Hi, it’s Kate Flora here, musing on a topic of great concern to me, and perhaps to some of you, as we celebrate another summer. It’s all about how our favorite summer clothes have morphed into mysteriously tiny garments while in storage over the winter. I’d blame the heat, but it was a pretty warm winter.
While some might embrace with great delight the necessity to go shopping and acquire a nifty new wardrobe, while in our hearts secretly wishing that clothes sizing was like a countdown, with the the little gals starting at size 18, and the biggest sizes down there around 1 and 0. Or perhaps blast off? I’m trying to shop on what a writer makes, which means second-hand stores, and I’m a thrifty Yankee who believes that yes, we have our hats and we’re supposed to be “making do.” But making do in too-tight tee-shirts, sausage-casing dresses, and shorts and capris that won’t zip doesn’t do. And for this sad state of affairs, along with confessing to a sorry lack of will-power about getting to the gym, I blame my husband, Ken.
Don’t get me wrong. Ken is a lovely man. He’s attractive and generous and he makes me laugh. My life
would be much poorer without him. But I would also be thinner. Because my office is on a balcony that is open to the rest of the house, he is a semi-retired gentleman, and he needs to eat as often as a newborn. (He likes to compare himself to a bird, claiming that birds need to eat their own weight daily. Unless it’s a vole.) But whatever creature it is that the good man resembles, it involves many, many visits to the kitchen every day.
Thus, while I sit, disciplined and hungry, at my keyboard, the house is filled, early in the day, with the devastatingly scrumptious smell of cooking toast and the clink of spoon against cereal bowl. Midmorning, it’s coffee cake and grape juice. Perhaps, then, his head of silvery hair will appear around the edge of my door to inquire if there is anything for lunch. (I don’t fix it. I just give guidance.) Midafternoon will involve a lot of clatter and bang and refrigerator doors opening and closing, as second lunch takes place. Then there will be late afternoon snack and the query, “When is dinner?”
If I’m at home, it will be something healthy–broiled bluefish, low-carb noodles with roasted vegetables, and a salad. Baked chicken with a salad of couscous and roasted squash from Chloe’s Kitchen. If I’m going to be out at fine libraries and bookstores everywhere, it’s meatloaf and Martha Stewart’s mac and cheese, or oven-fried chicken and potato salad. But then, a few hours later, he needs another snack.
Have you ever tried to ignore the person beside you eating pretzels and raisins? At least it’s not cookies, which I cannot resist.

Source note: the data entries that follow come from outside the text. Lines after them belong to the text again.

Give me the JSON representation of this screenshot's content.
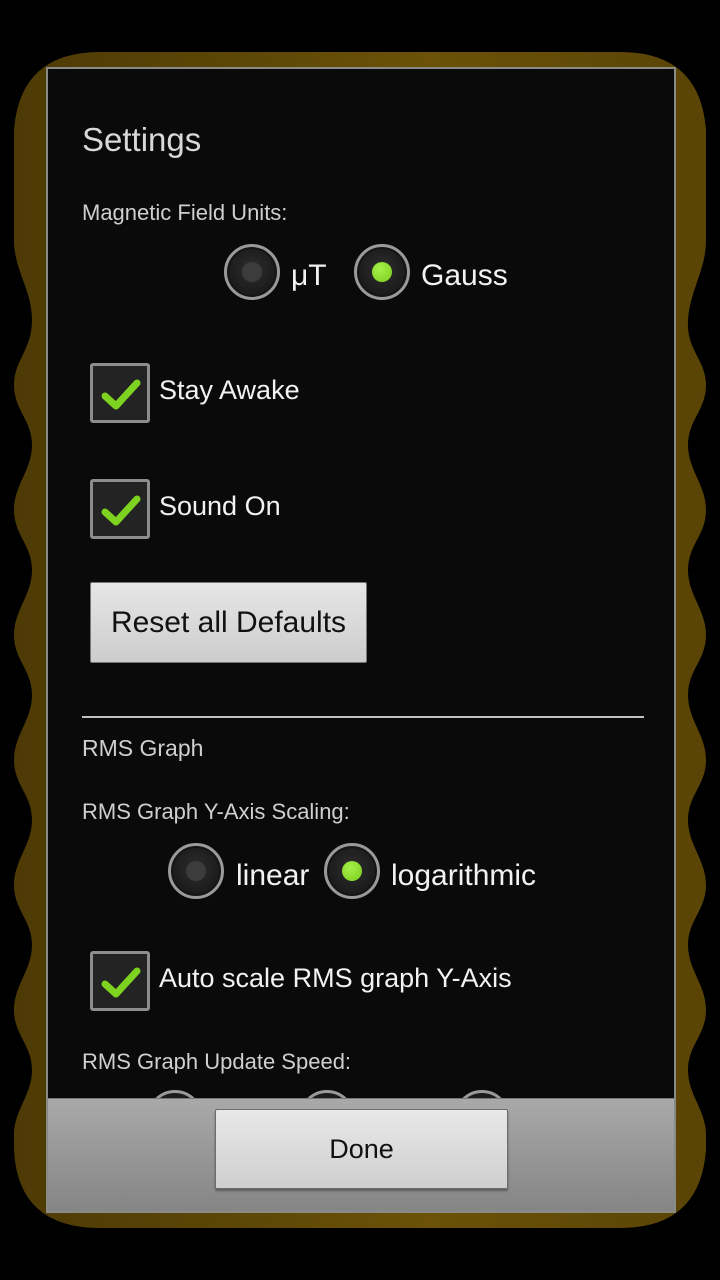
{
  "dialog": {
    "title": "Settings",
    "units": {
      "label": "Magnetic Field Units:",
      "options": [
        {
          "label": "μT",
          "selected": false
        },
        {
          "label": "Gauss",
          "selected": true
        }
      ]
    },
    "stay_awake": {
      "label": "Stay Awake",
      "checked": true
    },
    "sound_on": {
      "label": "Sound On",
      "checked": true
    },
    "reset_button": "Reset all Defaults",
    "rms_section": {
      "header": "RMS Graph",
      "y_axis_scaling": {
        "label": "RMS Graph Y-Axis Scaling:",
        "options": [
          {
            "label": "linear",
            "selected": false
          },
          {
            "label": "logarithmic",
            "selected": true
          }
        ]
      },
      "auto_scale": {
        "label": "Auto scale RMS graph Y-Axis",
        "checked": true
      },
      "update_speed": {
        "label": "RMS Graph Update Speed:"
      }
    },
    "done_button": "Done"
  },
  "colors": {
    "accent_green": "#7ed321",
    "frame_gold": "#6b5208"
  }
}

It’s not just the crunching of chips or pretzels, either. It’s the availability. He claims that when he met me, there were two things in my refrigerator: yogurt and lettuce. If I lived alone, it might well still be that way, supplemented by the ingredients of my favorite dinner–bourbon and popcorn. But instead, there are chips and pretzels, coffee cake and ice cream. Several different kinds of bread for the bread-loving man. Mango juice. Grape juice. Bagels and cream cheese. He’s afraid of the vegetable drawer, but the rest of the fridge could feed a family of five for a week.
We talk about diets. He says I need more exercise. I say I need to finish a book. He says exercise. I say that my best diet would be to send him away for a few weeks. He understands that this is not hostility. He goes on eating. He offers me a shopping spree when the ten pounds are lost.
When he contemplated retirement, I thought that I needed to fear for my writing rituals. I had had years of long hours of solitude, and now they were going to be shared by the person who reads the paper and says, “Listen to this?” Who wonders aloud whether its dry enough to mow the lawn. Who would like company on a walk. Who can’t find the spare batteries, lightbulbs, toilet paper, Tums, paper towels or toothpaste. Who thinks it would be a great idea to clean some closets. Right now. Or rearrange the garage, which is full of my books. Or who wants me to look at my calendar, so we can schedule some dinners with our friends.
Dinners? Friends? Walk? My head is full of the scene I am writing, or I’m just working out the careful balance of arranging where 250 pages of interviews will go and trying to learn to use Scrivener. I’m crafting the perfect dialogue. I am giving a hopeful writer advice on a new novel. I have not had breakfast and I’m resisting going downstairs where there is food.
And then I am undone by toast.
I can put on my Bose “husband-canceling” headphones. But what do I do for my nose?